I found this to be interesting. As I first started reading the article, I wondered why a Salt Lake City newspaper would post a story like this. Especially without some kind of jab to the Catholic faith or something, then I read this part:
A strong correlation » Though his family lived in Bountiful, young Richard did not have a typical LDS upbringing. His mother was not a regular at Mormon services and his father wasn’t a member until later in life. They sent their offspring to church, where the children were immersed in LDS principles and practices, but the theology didn’t go deep.
“There was not much religion in my home,” Sherlock recalls. “I mostly went to church as a teen to play sports.”
He did not serve a two-year mission for the Utah-based Church of Jesus Christ of Latter-day Saints, instead focusing all his energies on school. Still, questions of faith engaged him. After graduating summa cum laude from the University of Utah in 1970, Sherlock headed to Harvard Divinity School to study moral theology and ethics.

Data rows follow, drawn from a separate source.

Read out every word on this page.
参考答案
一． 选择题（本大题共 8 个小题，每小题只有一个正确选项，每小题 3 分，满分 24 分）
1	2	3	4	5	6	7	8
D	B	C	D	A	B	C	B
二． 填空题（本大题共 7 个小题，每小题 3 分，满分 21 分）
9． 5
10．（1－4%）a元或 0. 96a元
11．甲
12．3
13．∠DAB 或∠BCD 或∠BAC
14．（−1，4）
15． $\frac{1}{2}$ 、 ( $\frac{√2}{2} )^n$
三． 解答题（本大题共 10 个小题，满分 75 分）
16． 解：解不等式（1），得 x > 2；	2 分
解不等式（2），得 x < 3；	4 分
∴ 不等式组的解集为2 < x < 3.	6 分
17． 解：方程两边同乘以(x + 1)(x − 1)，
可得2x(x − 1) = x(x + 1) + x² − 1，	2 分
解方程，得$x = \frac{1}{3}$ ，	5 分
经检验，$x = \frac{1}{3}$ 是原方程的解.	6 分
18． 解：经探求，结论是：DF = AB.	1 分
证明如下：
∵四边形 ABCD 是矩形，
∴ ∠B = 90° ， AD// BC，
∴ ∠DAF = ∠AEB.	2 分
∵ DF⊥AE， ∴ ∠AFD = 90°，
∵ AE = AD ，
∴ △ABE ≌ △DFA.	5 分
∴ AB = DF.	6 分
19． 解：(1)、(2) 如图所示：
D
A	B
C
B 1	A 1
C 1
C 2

I took the above as, if both his parents where active Mormons, they had FHE on Mondays, he went on a mission etc… This wouldn’t have happened. However if you read the comments, one of his brothers corrects the portion above:
Rick, I support your decision to find your religious path and I am glad that you are happy, you deserve to be happy. Our parents were religious and there was religion in our home. Our mother did go to church and was active in the mormon church. She held many church positions in primary, relief society and scouting. Our father through not a member of the mormon faith was very involved in scouting. Our parents listened to our nightly prayers and we always took turns blessing the food at the dinner table. Mother told me that she and father said their nightly prayers together on their knees for many years. When you were 23 and I was 16 our father was baptised into the mormon church and later they were sealed together in the temple. You ordained our father a high priest. You were encouraged to go to Harvard, and take your scholarship, by our dad who didn’t want to risk his son being drafted in 1969. Concern about the draft played a role in not going on a mission. A personal journey is a process of moving forward and it is not necessary to rewrite history. Like I said, I do support your spiritual journey because I want you to be happy. I know spirituality is a personal journey.
I know this kind of takes away from the joy of the article, but thought I should point it out.